PARK CITY, Utah — Mitt Romney delivered a sweeping, campaign-style policy address at a private donor retreat here Friday, condemning President Obama’s foreign policy as “a monumental bust” and assailing Hillary Rodham Clinton’s record as secretary of state.
PARK CITY, Utah — Mitt Romney delivered a sweeping, campaign-style policy address at a private donor retreat here Friday, condemning President Obama’s foreign policy as “a monumental bust” and assailing Hillary Rodham Clinton’s record as secretary of state.
Romney, the Republican Party’s 2012 presidential nominee, sounded like a candidate again as he laid out an agenda on foreign affairs and domestic issues like education and immigration that he said would restore America’s standing around the world. He spoke at a private “ideas summit” he is hosting in Park City this weekend with heavyweight donors and policy advisers.
Romney cited the rise of jihadism, the Taliban’s resilience in Afghanistan and the current turmoil in Iraq as evidence that Obama’s foreign policy is failing. He accused Obama of offering to meet with the leaders of Cuba, North Korea and Iran and bypassing Israel during his first trip abroad as president.
“The world saw all this for what it was — a foreign policy of withdrawal from leadership, and accommodation,” Romney said. He added, “The Obama-Biden-Hillary Clinton foreign policy is a monumental bust.”
Romney delivered particularly biting critiques of Clinton, the clear favorite for the Democratic presidential nomination in 2016. He repeatedly cited her by name, at one point saying she “actually presented Russia’s foreign minister with a large, plastic button labeled ‘reset.’”
Romney referred to Clinton’s comments during her book tour this week: “Hillary Clinton said on Wednesday that some world leaders ‘may not be happy’ when they read her new book. ‘I’m looking at you, Vladimir,’ she said. Please, this is from a woman who was gushing with smiles when she presented a minion of Vladimir Putin with that red ‘reset’ button.”
Romney has insisted he is not interested in running for president again in 2016, but his speech here is sure to stoke another round of speculation. Even if Romney is not interested in a campaign, he made clear he wants to lead, wants his ideas on the state of affairs to be heard, and wants to play a role in shaping the political debate heading into the 2016 campaign.
“I lost the election, we lost the election, but I and we will continue to fight,” Romney said, speaking in a theater-in-the-round setting and receiving warm applause from about 300 business leaders, donors and other supporters.
Several potential 2016 candidates are here, including Sen. Rand Paul, R-Ky., New Jersey Gov. Chris Christie (R) and Rep. Paul Ryan (Wis.), who was Romney’s vice presidential running-mate in 2012.

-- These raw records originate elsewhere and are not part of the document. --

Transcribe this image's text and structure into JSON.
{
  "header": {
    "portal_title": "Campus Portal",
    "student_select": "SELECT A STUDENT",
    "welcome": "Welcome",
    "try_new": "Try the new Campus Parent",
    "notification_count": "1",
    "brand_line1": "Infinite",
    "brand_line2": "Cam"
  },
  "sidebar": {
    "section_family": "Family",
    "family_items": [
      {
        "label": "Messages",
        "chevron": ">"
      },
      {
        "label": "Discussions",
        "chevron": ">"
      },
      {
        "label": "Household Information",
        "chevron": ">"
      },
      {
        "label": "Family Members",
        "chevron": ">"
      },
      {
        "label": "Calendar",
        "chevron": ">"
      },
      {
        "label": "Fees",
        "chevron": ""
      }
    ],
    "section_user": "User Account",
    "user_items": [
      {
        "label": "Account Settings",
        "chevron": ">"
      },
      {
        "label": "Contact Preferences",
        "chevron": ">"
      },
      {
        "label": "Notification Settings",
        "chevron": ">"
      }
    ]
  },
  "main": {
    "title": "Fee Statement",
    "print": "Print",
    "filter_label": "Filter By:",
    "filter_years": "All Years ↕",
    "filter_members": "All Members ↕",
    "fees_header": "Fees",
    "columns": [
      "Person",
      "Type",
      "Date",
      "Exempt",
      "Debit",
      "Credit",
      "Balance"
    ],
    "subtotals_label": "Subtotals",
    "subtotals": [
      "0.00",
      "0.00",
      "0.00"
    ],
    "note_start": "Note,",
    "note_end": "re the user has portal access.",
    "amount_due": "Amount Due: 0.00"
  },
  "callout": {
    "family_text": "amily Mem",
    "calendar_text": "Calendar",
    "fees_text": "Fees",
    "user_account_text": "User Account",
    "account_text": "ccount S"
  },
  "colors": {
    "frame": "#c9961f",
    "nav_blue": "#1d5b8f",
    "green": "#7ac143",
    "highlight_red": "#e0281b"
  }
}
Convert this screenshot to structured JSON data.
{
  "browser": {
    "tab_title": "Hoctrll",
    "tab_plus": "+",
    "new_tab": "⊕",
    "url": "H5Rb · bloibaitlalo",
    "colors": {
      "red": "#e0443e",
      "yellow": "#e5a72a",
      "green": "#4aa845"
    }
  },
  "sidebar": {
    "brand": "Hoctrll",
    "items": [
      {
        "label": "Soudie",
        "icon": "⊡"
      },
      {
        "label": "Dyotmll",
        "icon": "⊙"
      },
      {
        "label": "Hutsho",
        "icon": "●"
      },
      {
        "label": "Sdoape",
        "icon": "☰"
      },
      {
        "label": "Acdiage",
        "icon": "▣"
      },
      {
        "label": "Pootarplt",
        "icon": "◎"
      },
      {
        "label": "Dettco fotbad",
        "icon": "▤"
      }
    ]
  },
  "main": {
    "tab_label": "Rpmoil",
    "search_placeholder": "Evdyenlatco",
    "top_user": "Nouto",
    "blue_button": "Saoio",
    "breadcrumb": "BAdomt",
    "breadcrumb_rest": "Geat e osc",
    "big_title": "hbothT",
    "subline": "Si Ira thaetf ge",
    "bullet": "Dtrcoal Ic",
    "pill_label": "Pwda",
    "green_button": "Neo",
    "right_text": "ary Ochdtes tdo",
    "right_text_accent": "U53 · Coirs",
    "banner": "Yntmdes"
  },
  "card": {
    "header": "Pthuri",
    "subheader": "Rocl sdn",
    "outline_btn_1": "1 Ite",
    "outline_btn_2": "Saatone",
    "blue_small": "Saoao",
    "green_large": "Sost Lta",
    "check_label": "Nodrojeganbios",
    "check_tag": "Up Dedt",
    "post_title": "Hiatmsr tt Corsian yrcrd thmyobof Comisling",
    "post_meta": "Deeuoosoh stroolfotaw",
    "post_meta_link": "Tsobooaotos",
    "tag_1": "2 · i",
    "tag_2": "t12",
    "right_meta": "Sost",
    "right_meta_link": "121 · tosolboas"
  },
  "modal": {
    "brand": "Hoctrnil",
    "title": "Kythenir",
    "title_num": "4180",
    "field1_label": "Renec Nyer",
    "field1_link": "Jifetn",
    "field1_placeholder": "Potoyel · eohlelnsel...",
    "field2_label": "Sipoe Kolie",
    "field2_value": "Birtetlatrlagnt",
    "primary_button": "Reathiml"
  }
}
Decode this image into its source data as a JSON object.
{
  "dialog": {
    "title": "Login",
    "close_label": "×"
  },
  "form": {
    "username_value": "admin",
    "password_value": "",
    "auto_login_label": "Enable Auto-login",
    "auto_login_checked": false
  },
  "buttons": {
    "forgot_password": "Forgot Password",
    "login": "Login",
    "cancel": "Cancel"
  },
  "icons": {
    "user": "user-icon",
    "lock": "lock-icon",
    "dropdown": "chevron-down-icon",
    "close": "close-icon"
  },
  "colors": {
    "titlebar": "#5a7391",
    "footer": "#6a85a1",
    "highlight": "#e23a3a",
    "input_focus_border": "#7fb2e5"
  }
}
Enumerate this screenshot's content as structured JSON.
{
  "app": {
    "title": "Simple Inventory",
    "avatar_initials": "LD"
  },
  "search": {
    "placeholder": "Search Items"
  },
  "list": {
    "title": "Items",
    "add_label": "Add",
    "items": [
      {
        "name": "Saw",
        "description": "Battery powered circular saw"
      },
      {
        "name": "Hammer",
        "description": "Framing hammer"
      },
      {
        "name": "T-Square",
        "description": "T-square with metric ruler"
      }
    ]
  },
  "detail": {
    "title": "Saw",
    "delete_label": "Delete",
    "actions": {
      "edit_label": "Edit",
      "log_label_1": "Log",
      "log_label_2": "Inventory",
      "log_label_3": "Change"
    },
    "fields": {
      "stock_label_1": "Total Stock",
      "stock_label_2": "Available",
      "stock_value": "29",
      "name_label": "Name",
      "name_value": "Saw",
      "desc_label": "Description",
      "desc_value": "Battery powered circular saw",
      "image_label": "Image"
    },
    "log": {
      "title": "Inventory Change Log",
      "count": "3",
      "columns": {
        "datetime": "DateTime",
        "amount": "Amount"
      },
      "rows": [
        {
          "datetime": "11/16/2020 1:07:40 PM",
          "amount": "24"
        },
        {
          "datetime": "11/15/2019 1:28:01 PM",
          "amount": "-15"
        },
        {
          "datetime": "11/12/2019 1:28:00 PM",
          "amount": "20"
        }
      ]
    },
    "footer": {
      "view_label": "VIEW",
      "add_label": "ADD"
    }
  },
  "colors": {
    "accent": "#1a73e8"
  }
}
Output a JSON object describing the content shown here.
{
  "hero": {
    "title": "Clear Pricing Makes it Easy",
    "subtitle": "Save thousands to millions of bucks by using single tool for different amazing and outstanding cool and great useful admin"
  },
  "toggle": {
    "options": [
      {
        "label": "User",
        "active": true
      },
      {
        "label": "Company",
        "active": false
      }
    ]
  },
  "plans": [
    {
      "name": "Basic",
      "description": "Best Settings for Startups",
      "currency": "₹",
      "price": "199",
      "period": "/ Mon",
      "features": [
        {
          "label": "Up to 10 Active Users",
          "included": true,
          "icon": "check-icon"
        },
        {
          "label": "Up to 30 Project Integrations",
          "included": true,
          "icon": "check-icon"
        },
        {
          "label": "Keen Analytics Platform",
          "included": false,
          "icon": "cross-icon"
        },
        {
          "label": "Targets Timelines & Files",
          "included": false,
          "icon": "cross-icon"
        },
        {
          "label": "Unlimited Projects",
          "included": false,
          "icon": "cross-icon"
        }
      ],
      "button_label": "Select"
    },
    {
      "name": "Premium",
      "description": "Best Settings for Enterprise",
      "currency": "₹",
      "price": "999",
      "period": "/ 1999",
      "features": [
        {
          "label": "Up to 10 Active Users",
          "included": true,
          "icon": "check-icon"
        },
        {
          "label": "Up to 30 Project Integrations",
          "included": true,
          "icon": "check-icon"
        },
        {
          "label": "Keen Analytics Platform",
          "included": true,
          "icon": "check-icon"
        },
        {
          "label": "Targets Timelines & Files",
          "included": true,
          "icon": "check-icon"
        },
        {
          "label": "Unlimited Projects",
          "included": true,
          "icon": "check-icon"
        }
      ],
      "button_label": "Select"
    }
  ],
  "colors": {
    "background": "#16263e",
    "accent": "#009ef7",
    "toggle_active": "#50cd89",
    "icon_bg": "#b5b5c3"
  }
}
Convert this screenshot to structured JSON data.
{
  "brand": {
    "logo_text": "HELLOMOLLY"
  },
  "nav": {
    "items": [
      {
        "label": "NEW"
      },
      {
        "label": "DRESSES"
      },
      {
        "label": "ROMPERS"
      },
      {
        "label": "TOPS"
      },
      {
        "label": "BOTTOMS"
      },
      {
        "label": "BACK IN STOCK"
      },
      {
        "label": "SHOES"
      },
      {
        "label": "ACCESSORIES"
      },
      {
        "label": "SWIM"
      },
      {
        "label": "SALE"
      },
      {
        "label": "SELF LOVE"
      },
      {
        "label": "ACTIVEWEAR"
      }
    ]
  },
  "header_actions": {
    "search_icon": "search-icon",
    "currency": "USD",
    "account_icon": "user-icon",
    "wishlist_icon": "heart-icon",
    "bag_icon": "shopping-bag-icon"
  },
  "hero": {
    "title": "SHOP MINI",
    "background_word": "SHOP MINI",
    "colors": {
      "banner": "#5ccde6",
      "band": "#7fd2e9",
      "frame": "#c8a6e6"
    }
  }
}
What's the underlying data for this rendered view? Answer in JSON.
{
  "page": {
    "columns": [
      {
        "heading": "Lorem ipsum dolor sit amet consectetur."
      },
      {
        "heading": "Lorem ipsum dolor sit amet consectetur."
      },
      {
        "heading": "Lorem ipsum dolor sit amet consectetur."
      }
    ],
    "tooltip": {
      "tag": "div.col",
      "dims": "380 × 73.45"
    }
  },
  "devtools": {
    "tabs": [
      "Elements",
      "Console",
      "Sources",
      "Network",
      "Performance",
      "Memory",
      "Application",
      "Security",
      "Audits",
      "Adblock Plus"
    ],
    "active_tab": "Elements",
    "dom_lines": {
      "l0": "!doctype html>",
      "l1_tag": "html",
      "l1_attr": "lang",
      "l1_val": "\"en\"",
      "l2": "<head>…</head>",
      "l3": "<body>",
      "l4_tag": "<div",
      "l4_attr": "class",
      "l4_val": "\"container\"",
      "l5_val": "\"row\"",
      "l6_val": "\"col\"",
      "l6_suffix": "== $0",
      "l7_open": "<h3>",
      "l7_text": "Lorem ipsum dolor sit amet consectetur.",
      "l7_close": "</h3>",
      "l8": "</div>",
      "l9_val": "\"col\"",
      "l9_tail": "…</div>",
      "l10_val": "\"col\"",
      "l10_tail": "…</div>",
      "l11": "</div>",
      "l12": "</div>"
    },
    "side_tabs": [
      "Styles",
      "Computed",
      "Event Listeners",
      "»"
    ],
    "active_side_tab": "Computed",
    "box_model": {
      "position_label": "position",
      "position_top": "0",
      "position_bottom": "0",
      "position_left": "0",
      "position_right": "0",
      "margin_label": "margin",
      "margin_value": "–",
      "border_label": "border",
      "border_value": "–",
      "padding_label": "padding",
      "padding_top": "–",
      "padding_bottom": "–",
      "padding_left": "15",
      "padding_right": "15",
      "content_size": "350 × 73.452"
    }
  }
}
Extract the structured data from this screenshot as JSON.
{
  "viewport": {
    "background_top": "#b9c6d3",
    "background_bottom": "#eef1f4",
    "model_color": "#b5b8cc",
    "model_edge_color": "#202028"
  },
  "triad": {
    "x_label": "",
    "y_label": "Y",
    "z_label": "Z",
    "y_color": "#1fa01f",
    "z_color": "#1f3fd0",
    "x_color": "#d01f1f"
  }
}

Asked by reporters whether he had anything to add to Romney’s critique of Clinton’s foreign policy record, Ryan replied simply, “What Mitt said.”
Paul spoke to donors early Friday morning in a speech that was closed to the press, but that attendees said was favorably received. They said Paul spoke about immigration, voter ID laws, education, criminal justice and economic opportunity.
Romney said the United States must maintain its “military lead,” reversing defense budget cuts that he characterized as devastating and providing “honorable care” for its veterans. “I am sick of the military-cut crowd,” Romney said.
Romney also said the country needs to strengthen its “core” domestically. “Fix education, fix immigration, fix entitlements and deficits, fix the marriage penalty, fix our energy policy, and act boldly to ignite economic growth,” Romney said. “I am sad to say that there has been no progress whatsoever on any one of these fronts over the last five years.”
Romney described his lunch meeting at the White House with Obama in late 2012, following the election. He said he would not share what Obama told him, but shared what he told the president. He said he told Obama that if he had the chance to be president, he would think seriously about what has led the United States to become the most powerful nation economically, militarily and morally, and what it would take to continue leading the world.
“I don’t know exactly what the president stands for,” Romney said. “I presume some would say social justice. That may mean taking from some to give to others. The question is, giving to whom? Does the social justice include just Americans or does it include people of the entire world?”
Romney, whom the Obama campaign attacked as being an out-of-touch plutocrat too cozy with Wall Street, defended the leaders of high finance in his speech. During the campaign, Romney said, he came to know John Whitehead, a former chief executive of the “highly denigrated Goldman Sachs.”
“Some people in our country would accuse a person like that, because of his wealth and power, they see him only as a man of Wall Street,” Romney said. “But that man, John Whitehead, was also a soldier and he was one of the men who stormed the beaches of Normandy 70 years ago. Poor or rich, we are Americans.”